If prosecutors are looking for evidence to prove manslaughter charges against five government officials charged with the death of a man they say contracted Legionnaires’ disease from Flint water, they may have to look further than his death certificate.
The certificate, filed in the Genesee County Clerk’s Office, lists the 85-year-old Genesee Township man’s cause of natural death as “end stage congestive heart failure.” Neither Legionnaires’ disease nor Legionella is listed on the county’s record of Robert Skidmore’s death.
MLive-The Flint Journal was not able to reach Genesee County Medical Examiner Brian Hunter for comment.
However, Oakland County Medical Examiner Dr. Ljubisa J. Dragovic said that, if foul play is not suspected in a death and an autopsy is not performed on a body, causes of death are often “educated guesses” and that mistakes can be made.
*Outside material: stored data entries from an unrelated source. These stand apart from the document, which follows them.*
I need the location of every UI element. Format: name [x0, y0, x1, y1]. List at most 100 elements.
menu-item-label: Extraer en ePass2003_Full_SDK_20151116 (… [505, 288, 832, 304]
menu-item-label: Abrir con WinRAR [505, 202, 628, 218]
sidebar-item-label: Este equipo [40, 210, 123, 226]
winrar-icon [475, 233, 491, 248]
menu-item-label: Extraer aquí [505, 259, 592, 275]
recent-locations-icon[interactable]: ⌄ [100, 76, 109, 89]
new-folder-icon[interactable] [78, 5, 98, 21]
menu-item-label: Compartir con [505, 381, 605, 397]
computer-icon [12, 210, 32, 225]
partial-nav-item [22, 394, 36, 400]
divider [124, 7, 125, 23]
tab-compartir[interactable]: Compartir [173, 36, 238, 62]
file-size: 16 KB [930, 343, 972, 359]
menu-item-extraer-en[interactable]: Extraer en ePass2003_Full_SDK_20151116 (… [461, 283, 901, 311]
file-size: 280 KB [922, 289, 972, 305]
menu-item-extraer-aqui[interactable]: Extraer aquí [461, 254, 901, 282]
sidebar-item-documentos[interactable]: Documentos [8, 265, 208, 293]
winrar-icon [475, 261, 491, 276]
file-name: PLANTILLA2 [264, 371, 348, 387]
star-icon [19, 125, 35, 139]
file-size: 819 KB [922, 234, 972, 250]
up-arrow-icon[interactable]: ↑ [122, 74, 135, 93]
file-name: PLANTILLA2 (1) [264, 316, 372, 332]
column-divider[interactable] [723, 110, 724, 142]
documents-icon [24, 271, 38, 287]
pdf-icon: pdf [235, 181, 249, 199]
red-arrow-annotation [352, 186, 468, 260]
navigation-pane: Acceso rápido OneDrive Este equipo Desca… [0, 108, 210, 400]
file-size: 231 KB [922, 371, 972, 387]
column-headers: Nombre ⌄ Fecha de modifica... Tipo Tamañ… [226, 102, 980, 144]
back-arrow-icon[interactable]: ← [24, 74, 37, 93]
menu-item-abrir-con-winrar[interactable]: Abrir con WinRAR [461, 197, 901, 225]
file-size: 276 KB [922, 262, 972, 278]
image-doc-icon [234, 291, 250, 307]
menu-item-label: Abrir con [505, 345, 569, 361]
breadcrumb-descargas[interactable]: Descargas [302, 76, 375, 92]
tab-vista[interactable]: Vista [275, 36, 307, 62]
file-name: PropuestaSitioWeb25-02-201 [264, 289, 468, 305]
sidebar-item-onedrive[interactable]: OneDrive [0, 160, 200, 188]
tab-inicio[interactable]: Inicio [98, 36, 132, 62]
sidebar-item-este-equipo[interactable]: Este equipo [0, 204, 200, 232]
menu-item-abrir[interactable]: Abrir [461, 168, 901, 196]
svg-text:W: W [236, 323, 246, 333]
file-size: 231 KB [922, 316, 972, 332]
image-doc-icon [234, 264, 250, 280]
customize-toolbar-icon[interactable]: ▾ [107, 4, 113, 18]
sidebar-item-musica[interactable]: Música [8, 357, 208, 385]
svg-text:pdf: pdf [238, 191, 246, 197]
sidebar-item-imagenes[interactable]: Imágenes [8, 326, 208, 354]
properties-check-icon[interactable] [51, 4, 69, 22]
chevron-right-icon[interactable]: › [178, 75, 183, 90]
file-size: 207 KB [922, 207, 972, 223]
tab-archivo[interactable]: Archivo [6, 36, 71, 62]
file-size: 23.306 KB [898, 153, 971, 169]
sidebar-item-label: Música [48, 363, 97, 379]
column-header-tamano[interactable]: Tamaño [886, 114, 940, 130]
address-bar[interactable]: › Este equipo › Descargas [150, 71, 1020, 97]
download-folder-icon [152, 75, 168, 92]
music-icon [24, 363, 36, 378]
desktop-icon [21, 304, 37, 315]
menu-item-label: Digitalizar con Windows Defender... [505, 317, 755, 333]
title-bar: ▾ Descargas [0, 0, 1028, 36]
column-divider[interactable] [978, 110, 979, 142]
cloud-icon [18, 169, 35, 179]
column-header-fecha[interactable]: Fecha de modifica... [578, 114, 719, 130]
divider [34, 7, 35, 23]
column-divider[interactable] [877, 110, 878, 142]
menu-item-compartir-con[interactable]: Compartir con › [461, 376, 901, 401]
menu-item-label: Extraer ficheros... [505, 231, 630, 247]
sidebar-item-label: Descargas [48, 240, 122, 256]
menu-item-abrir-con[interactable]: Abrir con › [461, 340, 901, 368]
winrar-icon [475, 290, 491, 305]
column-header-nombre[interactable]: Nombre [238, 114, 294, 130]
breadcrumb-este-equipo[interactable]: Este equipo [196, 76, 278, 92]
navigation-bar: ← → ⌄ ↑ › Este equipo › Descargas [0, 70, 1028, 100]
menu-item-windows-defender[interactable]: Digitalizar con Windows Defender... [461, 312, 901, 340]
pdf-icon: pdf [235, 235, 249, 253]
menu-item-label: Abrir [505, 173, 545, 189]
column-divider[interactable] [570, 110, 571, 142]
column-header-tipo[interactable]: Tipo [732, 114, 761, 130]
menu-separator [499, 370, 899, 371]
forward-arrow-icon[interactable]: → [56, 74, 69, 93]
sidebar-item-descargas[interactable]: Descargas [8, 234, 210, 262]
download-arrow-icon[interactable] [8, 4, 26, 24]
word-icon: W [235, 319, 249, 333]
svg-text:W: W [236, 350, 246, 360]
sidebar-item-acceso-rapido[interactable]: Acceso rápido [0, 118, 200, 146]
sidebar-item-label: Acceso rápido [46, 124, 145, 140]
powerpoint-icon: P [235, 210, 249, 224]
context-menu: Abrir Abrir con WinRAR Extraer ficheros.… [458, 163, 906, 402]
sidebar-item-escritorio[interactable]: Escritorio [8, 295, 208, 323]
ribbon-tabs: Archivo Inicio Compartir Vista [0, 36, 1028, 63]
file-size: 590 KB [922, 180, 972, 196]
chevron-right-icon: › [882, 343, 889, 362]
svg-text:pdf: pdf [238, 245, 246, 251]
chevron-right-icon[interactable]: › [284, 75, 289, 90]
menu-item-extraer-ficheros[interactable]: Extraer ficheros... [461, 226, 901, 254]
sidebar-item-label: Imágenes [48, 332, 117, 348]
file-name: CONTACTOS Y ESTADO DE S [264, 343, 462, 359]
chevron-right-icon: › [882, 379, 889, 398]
“Each and every death is different, and obviously there are questions with each death, and certainly if there’s no autopsy,” Dragovic said….
But Skidmore’s listed heart failure can be an indication that he was at a higher risk to contract Legionnaires’ disease, said Dr. Janet Stout, president and director of the Pennsylvania-based Special Pathogens Laboratory and an expert in legionella.
Cancer, kidney failure, respiratory failure or heart failure — as in Skidmore’s case — can render a person more susceptible to contracting Legionnaires’, Stout said.